Until you get to the paragraph highlighted above, here we find out that Leibowitz is a traitor to his own regulatin' heart, right?  Well, no.  The only reason you would think this is because in an earlier paragraph we learned that Leibowitz agreed with Cicconi . . . err, at least on privacy stuff.  But still, Leibowitz is "selling out" his high falutin' big government ideals to big business, right?  No!  This quote is from a concurring statement he released as an FTC Commissioner after voting to adopt an FTC staff report recommending that the agency NOT adopt net neutrality rules!

You see, the FTC staff undertook a very thorough examination of the Internet access market and the concerns of people like Prof.
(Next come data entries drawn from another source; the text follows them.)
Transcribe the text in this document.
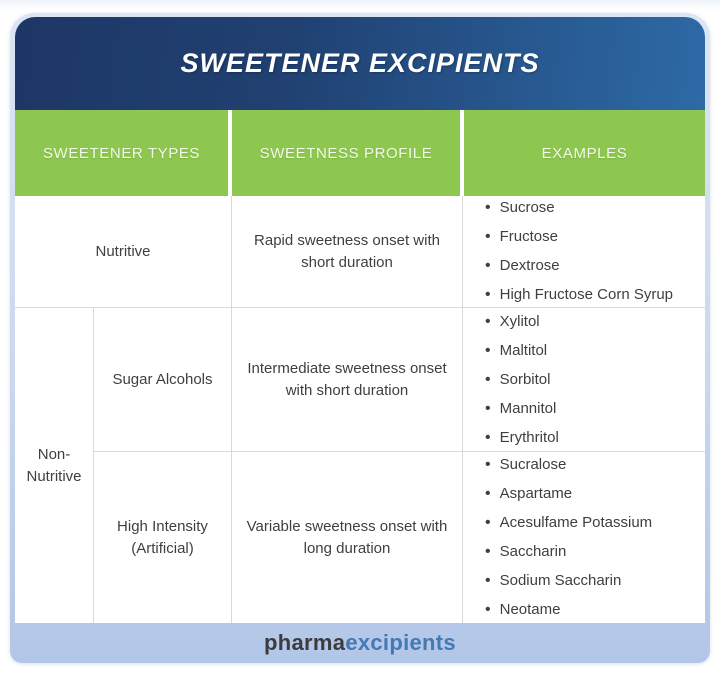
SWEETENER EXCIPIENTS
SWEETENER TYPES	SWEETNESS PROFILE	EXAMPLES
Nutritive
Rapid sweetness onset with short duration
• Sucrose
• Fructose
• Dextrose
• High Fructose Corn Syrup
Non-Nutritive
Sugar Alcohols
Intermediate sweetness onset with short duration
• Xylitol
• Maltitol
• Sorbitol
• Mannitol
• Erythritol
High Intensity (Artificial)
Variable sweetness onset with long duration
• Sucralose
• Aspartame
• Acesulfame Potassium
• Saccharin
• Sodium Saccharin
• Neotame
pharmaexcipients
Crawford, and concluded that because the market for Internet access was becoming more competitive, it was not necessary for the agency to adopt any specific net neutrality rules. Then-Commissioner Leibowitz made the above statements to make the point that if market conditions changed, he could see circumstances where the antitrust laws may not provide a timely, effective remedy.   

So, why does Prof. Crawford try to cite "good" Jon Leibowitz against his present clients?  Well to show that both of them are full of crap now, of course!  Not cool, you say?  No, and not persuasive either.  If this is what the defense of net neutrality has come to, Prof. Crawford, let it go: keeping your soul is more important.  

Trust me, Professor: no one wants Skynet to become self-aware by 1997, but even if people don't understand your points, or disagree with you, don't make them the "bad guy" just because they don't agree with you and don't share in the urgency of your mission. Policy-related issues deserve a spirited debate among influential leaders that includes a thoughtful examination of the facts, not a call for everyone to jump on the bandwagon and agree with one person's vision.